Its initiatives represent an urgent response to an abruptly engineered shutdown of much of the U.S. economy to contain the spread of the virus.

Since mid-March most states have ordered closures of nonessential businesses, such as malls, restaurants, movie theaters and sporting venues. The travel and leisure industry already had come to a near standstill as Americans shunned airplane flights and hotel stays.

The business shutdowns, and their ripple effects on other industries, have led to massive job losses last seen during the Great Depression. About 26 million Americans have filed initial jobless claims, a reliable gauge of layoffs. The  unemployment rate – which climbed from a 50-year low of 3.5% in February to 4.4% in March – is expected to soar to 15% to 20% in the second quarter.

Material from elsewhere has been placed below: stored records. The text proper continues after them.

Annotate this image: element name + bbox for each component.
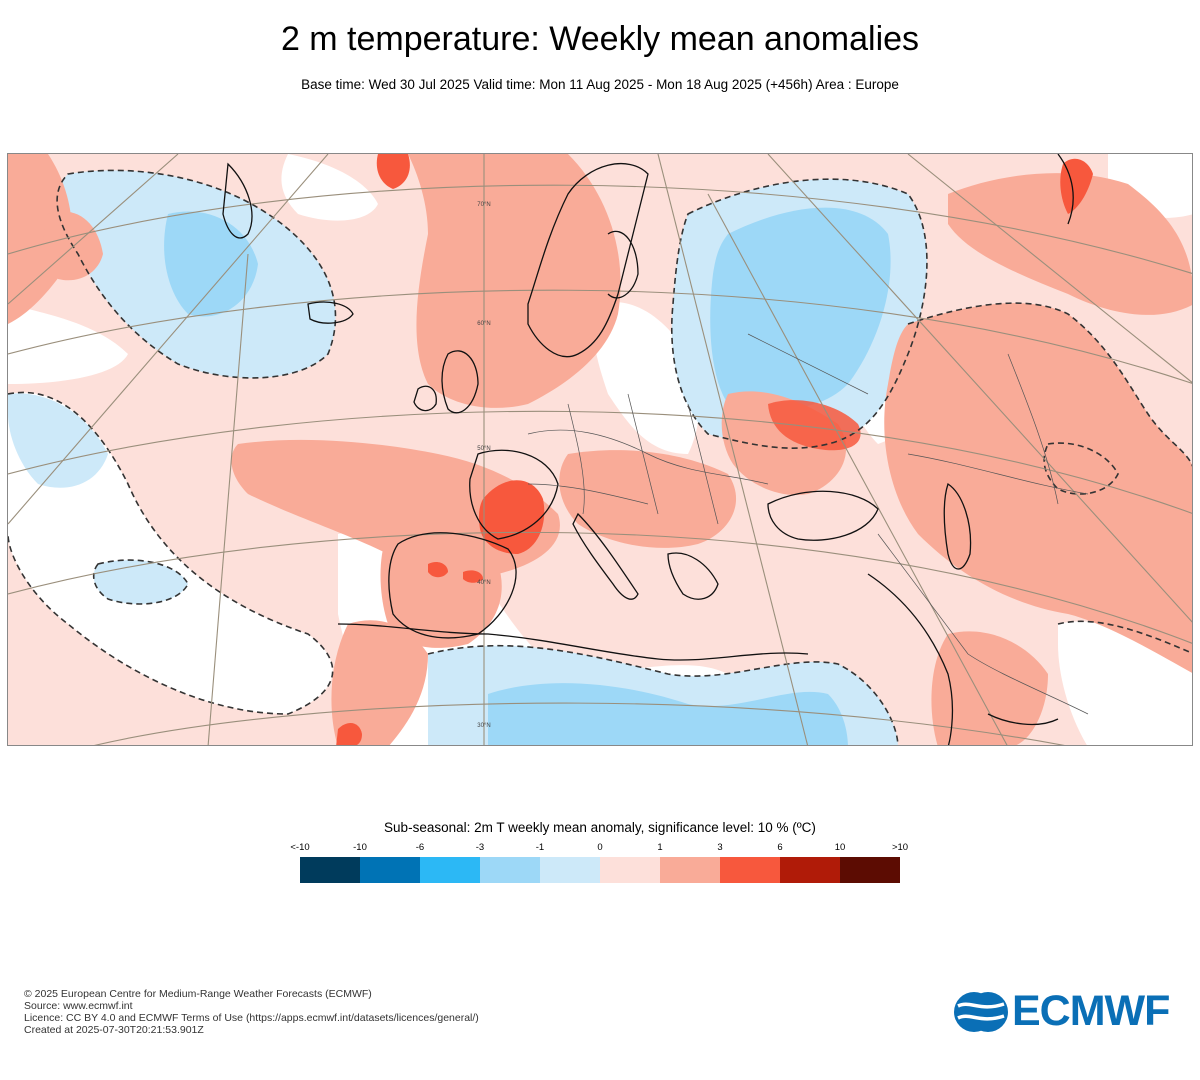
legend-tick-label: 1	[657, 842, 663, 853]
hot-anomaly-region	[479, 480, 545, 554]
legend-tick-label: -6	[415, 842, 425, 853]
lat-label-30n: 30°N	[477, 723, 490, 729]
legend-swatch	[300, 857, 360, 883]
lat-label-70n: 70°N	[477, 202, 490, 208]
neutral-region	[281, 154, 378, 221]
lat-label-40n: 40°N	[477, 580, 490, 586]
legend-tick-label: 3	[717, 842, 723, 853]
hot-anomaly-region	[376, 154, 410, 189]
legend-swatch	[420, 857, 480, 883]
footer-source: Source: www.ecmwf.int	[24, 1000, 133, 1012]
legend-tick-labels: <-10 -10 -6 -3 -1 0 1 3 6 10 >10	[290, 842, 908, 854]
legend-color-bar	[300, 857, 900, 883]
cool-anomaly-region	[710, 207, 891, 410]
chart-subtitle: Base time: Wed 30 Jul 2025 Valid time: M…	[301, 77, 899, 92]
neutral-region	[8, 304, 128, 384]
cool-anomaly-region	[164, 211, 258, 317]
lat-label-60n: 60°N	[477, 321, 490, 327]
legend-swatch	[780, 857, 840, 883]
footer-created: Created at 2025-07-30T20:21:53.901Z	[24, 1024, 204, 1036]
hot-anomaly-region	[768, 400, 861, 451]
hot-anomaly-region	[336, 723, 362, 745]
warm-anomaly-region	[8, 154, 72, 324]
legend-tick-label: 10	[834, 842, 846, 853]
warm-anomaly-region	[559, 450, 737, 548]
legend-swatch	[540, 857, 600, 883]
anomaly-map: 70°N 60°N 50°N 40°N 30°N	[7, 153, 1193, 746]
legend-swatch	[660, 857, 720, 883]
ecmwf-logo: ECMWF	[952, 987, 1182, 1036]
legend-swatch	[360, 857, 420, 883]
legend-swatch	[480, 857, 540, 883]
legend-swatch	[720, 857, 780, 883]
lat-label-50n: 50°N	[477, 446, 490, 452]
legend-swatch	[600, 857, 660, 883]
footer-licence: Licence: CC BY 4.0 and ECMWF Terms of Us…	[24, 1012, 479, 1024]
cool-anomaly-region	[488, 683, 848, 745]
cool-anomaly-region	[8, 393, 108, 488]
legend-title: Sub-seasonal: 2m T weekly mean anomaly, …	[384, 820, 816, 835]
legend-tick-label: -3	[475, 842, 485, 853]
legend-tick-label: 0	[597, 842, 603, 853]
legend-tick-label: -10	[353, 842, 367, 853]
ecmwf-logo-text: ECMWF	[1012, 987, 1170, 1035]
legend-tick-label: 6	[777, 842, 783, 853]
footer-credits: © 2025 European Centre for Medium-Range …	[24, 988, 479, 1036]
legend-tick-label: -1	[535, 842, 545, 853]
chart-title: 2 m temperature: Weekly mean anomalies	[280, 20, 920, 58]
legend-swatch	[840, 857, 900, 883]
ecmwf-logo-icon	[954, 992, 1008, 1032]
warm-anomaly-region	[380, 530, 502, 648]
warm-anomaly-region	[231, 439, 560, 578]
legend-tick-label: >10	[891, 842, 909, 853]
hot-anomaly-region	[463, 570, 483, 583]
hot-anomaly-region	[428, 561, 448, 578]
warm-anomaly-region	[948, 173, 1192, 315]
warm-anomaly-region	[884, 303, 1192, 673]
cool-anomaly-region	[93, 560, 188, 604]
footer-copyright: © 2025 European Centre for Medium-Range …	[24, 988, 372, 1000]
warm-anomaly-region	[331, 620, 428, 745]
warm-anomaly-region	[408, 154, 621, 408]
legend-tick-label: <-10	[290, 842, 310, 853]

With the outbreak starting to ease across much of the country, states such as Georgia, South Carolina and Tennessee have started to allow many businesses to reopen.

Besides the Fed actions, Congress has approved about $3 trillion in programs to try to minimize the damage. Among other measures, lawmakers have boosted unemployment benefits and eligibility, and offered forgivable loans that cover eight weeks of payroll and other costs for businesses with fewer than 500 employees that retain workers.

Assuming the pandemic continues to ebb and more businesses reopen by summer, the economy is expected to mount a strong recovery the second half of the year. But consumers are likely to remain wary until a vaccine is available, perhaps in a year, keeping the economy from returning to its pre-pandemic output level until late 2021, many economists say.

Goldman Sachs doesn’t expect the Fed to raise interest rates again until late 2023.